OpenAI Unveils Its Innovative Deep Research Tool in ChatGPT
In a dynamic response to the emergence of Deepseek, OpenAI has introduced a groundbreaking Deep Research feature within ChatGPT. This latest addition to OpenAI’s range of Agentic AI capabilities—following the earlier launch of Operator—signifies a significant leap toward enhancing AI independence. OpenAI asserts that the Deep Research functionality is equipped to generate comprehensive reports that rival the insights of seasoned research analysts, effectively interpreting and navigating the internet on the user’s behalf.
Utilizing OpenAI’s advanced o3 reasoning model, this feature is adept at tackling intricate tasks, albeit at a measured pace. Currently, it is accessible to ChatGPT Pro subscribers—a premium service priced at $200 per month—but it is slated for future availability among ChatGPT Plus and Enterprise users.
Understanding How OpenAI’s Deep Research AI Agent Operates
OpenAI’s Deep Research tool is built for autonomous operation. Upon receiving a thorough prompt, it seeks clarification through additional questions before delving into its analysis. The process typically ranges from 5 to 30 minutes, although the system claims to accomplish several hours of intensive human research within a remarkably short duration.
During its operation, users can view a live panel on the right side of their screen, displaying the AI’s ongoing tasks. This feature not only serves as a means of citation but also allows users to follow the AI’s reasoning. The AI can connect to the web, conduct searches, read articles, and synthesize vast amounts of information, including text, images, and PDFs. However, due to the high computational demand, OpenAI limits Pro users to 100 queries per month, with plans to introduce a streamlined model in the near future.
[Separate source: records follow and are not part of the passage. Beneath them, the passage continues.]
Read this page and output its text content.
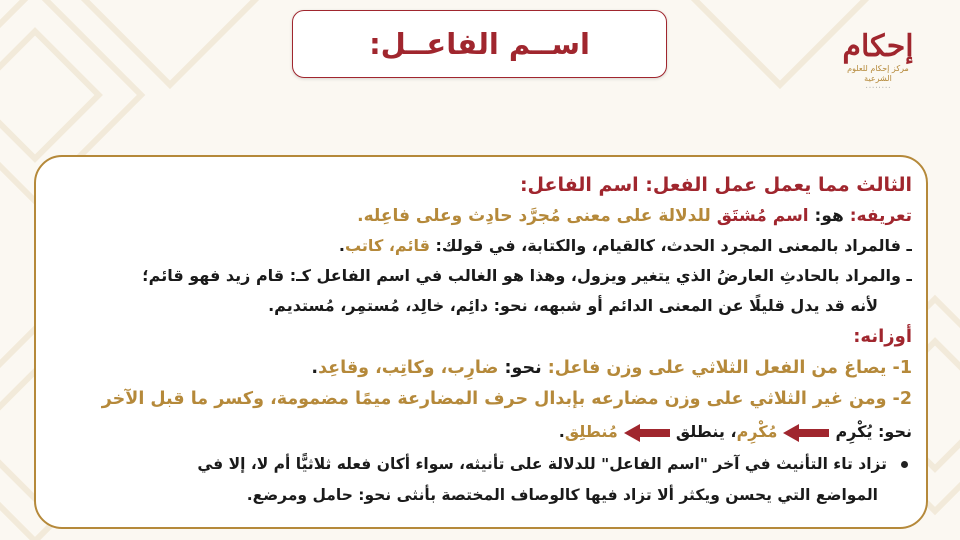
اســم الفاعــل:	إحكام
مركز إحكام للعلوم الشرعية
٠٠٠٠٠٠٠٠
الثالث مما يعمل عمل الفعل: اسم الفاعل:
تعريفه: هو: اسم مُشتَق للدلالة على معنى مُجرَّد حادِث وعلى فاعِله.
ـ فالمراد بالمعنى المجرد الحدث، كالقيام، والكتابة، في قولك: قائم، كاتب.
ـ والمراد بالحادثِ العارضُ الذي يتغير ويزول، وهذا هو الغالب في اسم الفاعل كـ: قام زيد فهو قائم؛
لأنه قد يدل قليلًا عن المعنى الدائم أو شبهه، نحو: دائِم، خالِد، مُستمِر، مُستديم.
أوزانه:
1- يصاغ من الفعل الثلاثي على وزن فاعل: نحو: ضارِب، وكاتِب، وقاعِد.
2- ومن غير الثلاثي على وزن مضارعه بإبدال حرف المضارعة ميمًا مضمومة، وكسر ما قبل الآخر
نحو: يُكْرِممُكْرِم، ينطلقمُنطلِق.
تزاد تاء التأنيث في آخر "اسم الفاعل" للدلالة على تأنيثه، سواء أكان فعله ثلاثيًّا أم لا، إلا في
المواضع التي يحسن ويكثر ألا تزاد فيها كالوصاف المختصة بأنثى نحو: حامل ومرضع.
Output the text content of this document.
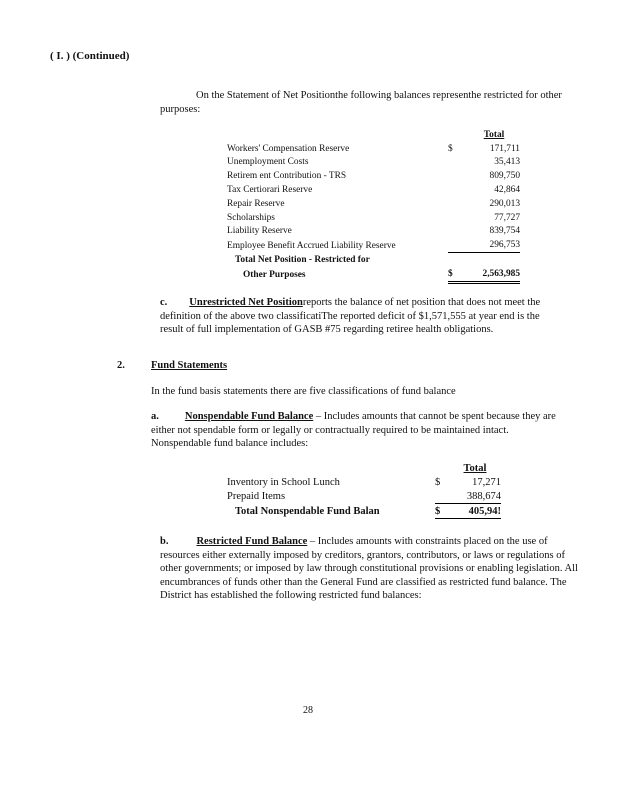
( I. ) (Continued)
On the Statement of Net Positionthe following balances representhe restricted for other purposes:
		Total
Workers' Compensation Reserve	$	171,711
Unemployment Costs		35,413
Retirem ent Contribution - TRS		809,750
Tax Certiorari Reserve		42,864
Repair Reserve		290,013
Scholarships		77,727
Liability Reserve		839,754
Employee Benefit Accrued Liability Reserve		296,753
Total Net Position - Restricted for		
Other Purposes	$	2,563,985
c. Unrestricted Net Positionreports the balance of net position that does not meet the definition of the above two classificatiThe reported deficit of $1,571,555 at year end is the result of full implementation of GASB #75 regarding retiree health obligations.
2. Fund Statements
In the fund basis statements there are five classifications of fund balance
a. Nonspendable Fund Balance – Includes amounts that cannot be spent because they are either not spendable form or legally or contractually required to be maintained intact. Nonspendable fund balance includes:
		Total
Inventory in School Lunch	$	17,271
Prepaid Items		388,674
Total Nonspendable Fund Balan	$	405,94!
b.	Restricted Fund Balance – Includes amounts with constraints placed on the use of resources either externally imposed by creditors, grantors, contributors, or laws or regulations of other governments; or imposed by law through constitutional provisions or enabling legislation. All encumbrances of funds other than the General Fund are classified as restricted fund balance. The District has established the following restricted fund balances:
28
Applications of Deep Research
This innovative Deep Research feature is particularly advantageous for professionals in sectors such as science, finance, engineering, and policy-making. OpenAI emphasizes its versatility, noting the potential benefits for everyday users as well. For instance, the tool can conduct personalized research to assist with significant purchasing decisions—helping consumers compare products like vehicles, furniture, and gadgets. By aggregating insights from countless reviews and articles, it can generate tailored reports based on specific user requirements.

OpenAI reports that “deep research has been validated by experts as capable of automating intricate manual inquiries over several hours.” Numerous instances showcase how Deep Research can significantly reduce the time users spend conducting research, addressing highly specialized topics through extensive scientific literature.
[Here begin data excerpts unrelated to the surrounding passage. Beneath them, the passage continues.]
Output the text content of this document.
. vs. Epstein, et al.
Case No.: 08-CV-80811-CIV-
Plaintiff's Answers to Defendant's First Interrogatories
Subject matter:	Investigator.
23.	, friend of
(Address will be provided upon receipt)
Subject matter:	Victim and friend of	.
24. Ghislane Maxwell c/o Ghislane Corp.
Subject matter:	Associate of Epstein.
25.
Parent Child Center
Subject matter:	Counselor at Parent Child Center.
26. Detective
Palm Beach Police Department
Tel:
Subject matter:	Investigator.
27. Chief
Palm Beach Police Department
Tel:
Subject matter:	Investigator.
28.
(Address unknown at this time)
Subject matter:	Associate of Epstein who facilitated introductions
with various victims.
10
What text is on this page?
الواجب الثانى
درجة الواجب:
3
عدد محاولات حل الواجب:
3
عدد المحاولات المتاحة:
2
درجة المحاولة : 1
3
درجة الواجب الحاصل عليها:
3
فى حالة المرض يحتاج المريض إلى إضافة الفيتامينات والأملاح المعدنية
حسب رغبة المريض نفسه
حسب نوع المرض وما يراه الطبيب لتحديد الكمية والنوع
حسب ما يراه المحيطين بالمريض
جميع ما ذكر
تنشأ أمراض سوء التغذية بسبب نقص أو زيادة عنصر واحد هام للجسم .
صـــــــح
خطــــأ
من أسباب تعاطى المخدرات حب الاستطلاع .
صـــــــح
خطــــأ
For example, when tasked with a detailed Chemistry inquiry—such as “compare pure- and mixed-gas sorption for glassy polymers and explain how the dual-mode sorption model predicts mixed-gas behavior”—the AI adeptly reviews relevant models, accesses a wealth of open-source data, clarifies key questions, retrieves PDFs, and synthesizes the findings, resulting in time savings of four hours, according to OpenAI.
Additionally, similar applications for Deep Research have been noted within healthcare and linguistics, providing significant time efficiencies of five hours and two hours, respectively.
In testing scenarios such as Humanity’s Last Exam, an AI benchmark assessing expertise across a range of fields, Deep Research achieved an impressive accuracy rate of 26.6%, the highest recorded score thus far. For context, DeepSeek-R-1 yielded a mere 9.4% accuracy, while GPT-4o fell to just 3.3%.
Monitoring Output and Reliability
While Deep Research leverages a reasoning model as its core mechanism, it still integrates a language model to process inputs and produce textual outputs. OpenAI cautions users that, despite its advancements, the Deep Research model may still hallucinate or generate inaccuracies, underscoring the importance of reviewing its findings carefully rather than accepting them at face value.